Four other grantees — Harvesters, Kansas City; USDA Food Bank, Wichita; Catholic Social Service and Community Access, Independence — also lost outreach grants, totaling $55,260.
The Brownback administration said it dropped the federal funding because the administration doesn't want to encourage people to reach for welfare.
"We simply do not believe taxpayer dollars should be used to recruit people to be on welfare," said Theresa Freed, a spokesperson for DCF.
When asked to respond to that, the leaders of several social service agencies paused.
"That makes my blood boil. I have never equated food assistance with welfare," said Poe.
The outreach funds were used to help eligible low-income people enroll and fill out the 12-page application for SNAP.
"The people we are helping, these are people who have hit a bump in the road," Poe said.
She said food stamp recipients are often families in which the main breadwinner has been injured, or has been laid off, or a pregnant woman is placed on bed rest and can't work.
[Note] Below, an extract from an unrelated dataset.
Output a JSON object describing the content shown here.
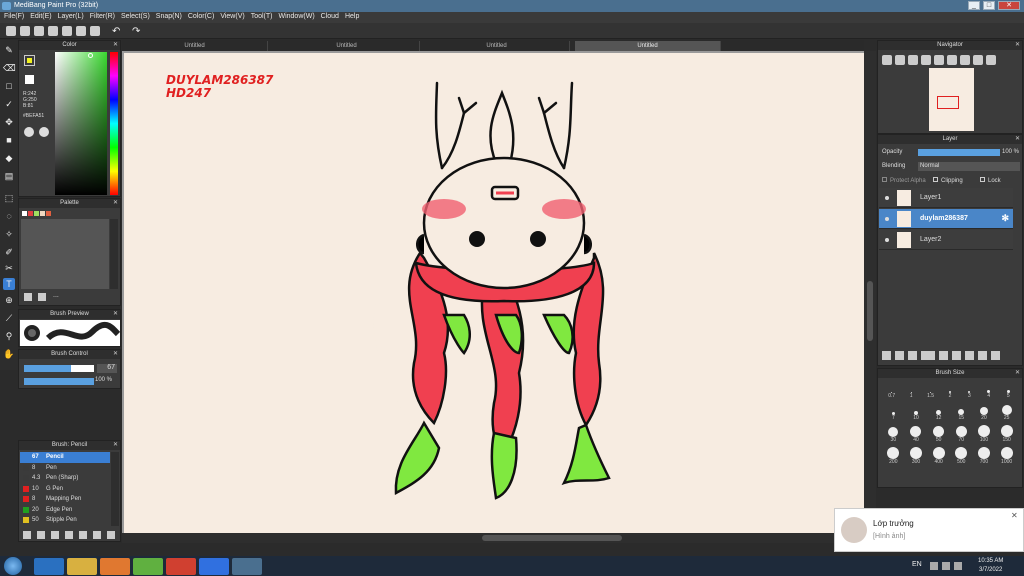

About one third of Kansas households receiving SNAP include an individual working, according to DCF.
Without this assistance, she said, "Children are going to go bed hungry."
DCF's Freed disagreed, saying the department anticipated minimal impact to the grantees, and that no benefits were reduced. She said the organizations can still conduct their own outreach.
"We support the work of the former grantees to distribute food to low-income families. We simply believe recruiting families to apply for food assistance is not consistent with our efforts to empower people to be less reliant on welfare and more self-sufficient," Freed said.